Ah, my Graves memory has taken over again! I hope you have a lovely trip. Breathe in some of that good salt air for me!


----------



## Andros (Aug 26, 2009)

mum2bradley said:


> Yup going on vacation!!! Yeah.
> Yes I have a pill splitter.
> I'll let you all know when I find out about my RAI. I am sure I will have loads of questions.

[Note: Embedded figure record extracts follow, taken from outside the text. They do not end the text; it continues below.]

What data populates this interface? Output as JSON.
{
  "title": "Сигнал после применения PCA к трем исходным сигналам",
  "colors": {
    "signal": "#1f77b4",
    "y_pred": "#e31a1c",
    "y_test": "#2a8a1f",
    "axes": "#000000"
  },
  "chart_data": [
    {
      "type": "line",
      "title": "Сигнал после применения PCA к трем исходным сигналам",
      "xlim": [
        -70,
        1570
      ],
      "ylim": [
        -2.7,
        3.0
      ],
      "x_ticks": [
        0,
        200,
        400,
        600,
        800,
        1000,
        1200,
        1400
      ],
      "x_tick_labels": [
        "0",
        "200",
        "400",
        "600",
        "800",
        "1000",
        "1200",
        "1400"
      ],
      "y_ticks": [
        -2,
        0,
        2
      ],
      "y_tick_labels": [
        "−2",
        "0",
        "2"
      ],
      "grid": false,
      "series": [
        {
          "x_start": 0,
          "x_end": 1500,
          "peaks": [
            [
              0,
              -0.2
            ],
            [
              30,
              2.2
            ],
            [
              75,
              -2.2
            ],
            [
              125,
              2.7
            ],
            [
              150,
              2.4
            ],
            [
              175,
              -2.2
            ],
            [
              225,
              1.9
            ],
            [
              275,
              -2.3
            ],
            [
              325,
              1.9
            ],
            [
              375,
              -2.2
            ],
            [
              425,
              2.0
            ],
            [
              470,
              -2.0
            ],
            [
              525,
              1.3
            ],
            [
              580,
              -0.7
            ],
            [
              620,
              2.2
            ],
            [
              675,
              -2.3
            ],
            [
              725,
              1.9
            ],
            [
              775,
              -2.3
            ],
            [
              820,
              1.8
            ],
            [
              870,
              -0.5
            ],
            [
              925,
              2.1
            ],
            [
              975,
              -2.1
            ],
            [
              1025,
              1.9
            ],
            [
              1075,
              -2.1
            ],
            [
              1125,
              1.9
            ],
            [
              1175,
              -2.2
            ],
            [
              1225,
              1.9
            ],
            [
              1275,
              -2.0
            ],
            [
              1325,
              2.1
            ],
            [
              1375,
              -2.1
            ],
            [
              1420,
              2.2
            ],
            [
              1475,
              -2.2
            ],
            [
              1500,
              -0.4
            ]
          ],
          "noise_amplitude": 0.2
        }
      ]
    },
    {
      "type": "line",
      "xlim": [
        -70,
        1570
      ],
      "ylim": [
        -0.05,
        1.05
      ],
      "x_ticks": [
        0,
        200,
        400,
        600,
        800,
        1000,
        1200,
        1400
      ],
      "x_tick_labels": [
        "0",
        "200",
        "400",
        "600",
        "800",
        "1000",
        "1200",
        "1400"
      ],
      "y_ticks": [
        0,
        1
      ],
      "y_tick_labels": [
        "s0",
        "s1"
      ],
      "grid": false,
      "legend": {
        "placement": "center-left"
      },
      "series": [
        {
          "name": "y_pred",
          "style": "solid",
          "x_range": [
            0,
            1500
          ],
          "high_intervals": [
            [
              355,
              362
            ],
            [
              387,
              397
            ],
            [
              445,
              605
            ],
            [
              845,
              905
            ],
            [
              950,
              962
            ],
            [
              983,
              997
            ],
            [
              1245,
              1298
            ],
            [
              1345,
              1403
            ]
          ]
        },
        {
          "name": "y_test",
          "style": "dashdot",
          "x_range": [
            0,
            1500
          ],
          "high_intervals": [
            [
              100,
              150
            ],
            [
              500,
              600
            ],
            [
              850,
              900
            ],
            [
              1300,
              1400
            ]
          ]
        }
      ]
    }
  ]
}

I sometimes ask too many questions. Ha, ha!! I am an information gatherer!


----------



## mum2bradley (Sep 27, 2010)

Here we go again...down scaping the bottom of the range and he won't change my meds. I swear he only cares that I am in range.
Jan 25
tsh .03 (.3-5.6)
FT4 10 (7.2-21)
FT3 4.9 (3.8-6.0)

Jan 31
tsh .05 (.3-5.6)
FT4 7.8 (7.2-21)
FT3 4.1 (3.8-6.0)

The same thing happened last month and then I started to feel like crap again.
What would you ladies do..call back and insist or just ride out another week...I really don't want to feel like crap next week.
Leanne


----------



## Andros (Aug 26, 2009)

mum2bradley said:


> Here we go again...down scaping the bottom of the range and he won't change my meds. I swear he only cares that I am in range.
> Jan 25
> tsh .03 (.3-5.6)
> FT4 10 (7.2-21)
> ...


In previous post, you said you felt pretty good on the 25th. labs and it is easy to see why. You did have a headache.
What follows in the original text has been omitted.